Two searches, one ranking
Every query runs two searches over the same chunk store:
- Vector search — embeddings in Postgres via pgvector, HNSW-indexed with cosine similarity. Catches semantic matches (“toggle” finds Switch).
- Full-text search — Postgres FTS. Catches exact terms, prop names, and identifiers that embeddings blur.
Reciprocal-rank fusion (RRF) merges the two rankings, so a chunk that scores well on either signal surfaces. Results carry the fused rrf_score and an fts_mode marker alongside chunk metadata (source_path, component_name, doc_type, chunk_index, text).
Embedders
The embedder is selected by the EMBEDDER environment variable:
| Embedder | What it is | When it’s used |
|---|---|---|
fake | Deterministic, free, no network calls | Quickstart default, CI, and the eval baseline |
voyage | Voyage voyage-3 (needs VOYAGE_API_KEY) | Real semantic retrieval |
The fake embedder isn’t a mock to be deleted later — it’s what keeps evals honest. Retrieval improvements are measured against a baseline that can’t silently drift, and CI never needs an API key.
Usage-weighted boost
With telemetry enabled, retrieval can factor in what agents actually use. USAGE_BOOST turns it on and USAGE_BOOST_WEIGHT (default 0.002) controls how strongly usage counts nudge the ranking.

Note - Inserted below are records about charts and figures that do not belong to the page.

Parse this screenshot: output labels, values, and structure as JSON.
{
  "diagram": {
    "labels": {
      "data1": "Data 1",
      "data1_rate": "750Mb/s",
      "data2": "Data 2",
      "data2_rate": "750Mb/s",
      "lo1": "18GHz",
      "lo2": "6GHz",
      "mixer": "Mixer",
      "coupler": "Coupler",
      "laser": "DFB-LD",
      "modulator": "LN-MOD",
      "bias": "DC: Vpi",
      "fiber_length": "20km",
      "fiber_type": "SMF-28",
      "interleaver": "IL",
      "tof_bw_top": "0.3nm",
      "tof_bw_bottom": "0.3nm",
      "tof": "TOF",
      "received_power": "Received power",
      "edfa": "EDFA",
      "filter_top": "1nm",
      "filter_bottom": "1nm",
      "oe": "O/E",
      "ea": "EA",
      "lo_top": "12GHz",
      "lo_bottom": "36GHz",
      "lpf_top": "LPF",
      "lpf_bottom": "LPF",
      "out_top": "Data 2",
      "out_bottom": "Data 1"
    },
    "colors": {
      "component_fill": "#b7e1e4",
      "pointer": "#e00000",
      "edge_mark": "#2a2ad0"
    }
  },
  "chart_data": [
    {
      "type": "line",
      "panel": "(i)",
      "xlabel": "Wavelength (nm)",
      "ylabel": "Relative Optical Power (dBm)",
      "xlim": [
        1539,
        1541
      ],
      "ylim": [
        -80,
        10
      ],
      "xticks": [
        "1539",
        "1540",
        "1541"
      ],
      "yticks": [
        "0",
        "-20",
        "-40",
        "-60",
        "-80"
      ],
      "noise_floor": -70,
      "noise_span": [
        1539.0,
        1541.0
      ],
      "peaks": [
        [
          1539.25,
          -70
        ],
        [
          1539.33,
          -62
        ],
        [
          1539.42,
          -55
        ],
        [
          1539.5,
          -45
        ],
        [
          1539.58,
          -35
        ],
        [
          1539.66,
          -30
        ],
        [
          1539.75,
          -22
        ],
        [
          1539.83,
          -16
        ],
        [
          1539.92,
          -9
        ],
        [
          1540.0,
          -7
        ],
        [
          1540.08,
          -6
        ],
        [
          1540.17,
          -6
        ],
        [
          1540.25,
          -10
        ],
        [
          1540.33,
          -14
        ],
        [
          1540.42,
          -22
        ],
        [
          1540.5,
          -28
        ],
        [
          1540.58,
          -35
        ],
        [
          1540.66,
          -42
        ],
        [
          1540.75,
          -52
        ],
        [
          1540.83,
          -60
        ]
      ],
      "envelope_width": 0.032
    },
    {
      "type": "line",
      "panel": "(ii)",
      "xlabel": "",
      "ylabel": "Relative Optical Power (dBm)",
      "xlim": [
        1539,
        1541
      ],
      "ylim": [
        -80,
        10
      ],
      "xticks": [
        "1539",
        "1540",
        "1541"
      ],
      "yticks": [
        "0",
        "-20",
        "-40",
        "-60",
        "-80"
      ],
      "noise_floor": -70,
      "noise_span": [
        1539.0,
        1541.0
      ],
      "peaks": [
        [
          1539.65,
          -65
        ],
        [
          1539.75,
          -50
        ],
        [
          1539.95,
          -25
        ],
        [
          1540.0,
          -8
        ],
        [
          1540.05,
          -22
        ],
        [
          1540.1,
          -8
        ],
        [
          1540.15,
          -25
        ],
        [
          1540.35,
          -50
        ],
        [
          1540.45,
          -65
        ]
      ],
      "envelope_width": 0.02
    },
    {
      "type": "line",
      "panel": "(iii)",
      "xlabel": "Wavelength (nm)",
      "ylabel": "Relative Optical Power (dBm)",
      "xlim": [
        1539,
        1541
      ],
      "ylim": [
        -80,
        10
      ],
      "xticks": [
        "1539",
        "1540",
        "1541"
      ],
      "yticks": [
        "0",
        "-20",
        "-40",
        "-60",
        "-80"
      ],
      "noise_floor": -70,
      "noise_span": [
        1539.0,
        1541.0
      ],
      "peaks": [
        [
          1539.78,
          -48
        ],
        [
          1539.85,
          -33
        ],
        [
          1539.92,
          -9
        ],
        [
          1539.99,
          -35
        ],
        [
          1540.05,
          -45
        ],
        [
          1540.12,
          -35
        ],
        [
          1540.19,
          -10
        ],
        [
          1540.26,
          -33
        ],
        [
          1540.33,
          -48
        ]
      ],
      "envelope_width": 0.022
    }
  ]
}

Measured on the retrieval eval suite, the boost moved hit@5 from 0.7903 to 0.8065 and MRR from 0.7032 to 0.7040 at the default weight — a modest, deliberate gain that was shipped because it was measured, not assumed. See Evals & benchmarks.
Where retrieval is served
The same retrieval stack answers both surfaces:
- MCP — the three tools documented in MCP tools.
- HTTP — a plain API (
POST /search) used by scripts, the benchmark harness, and anything that isn’t an MCP client.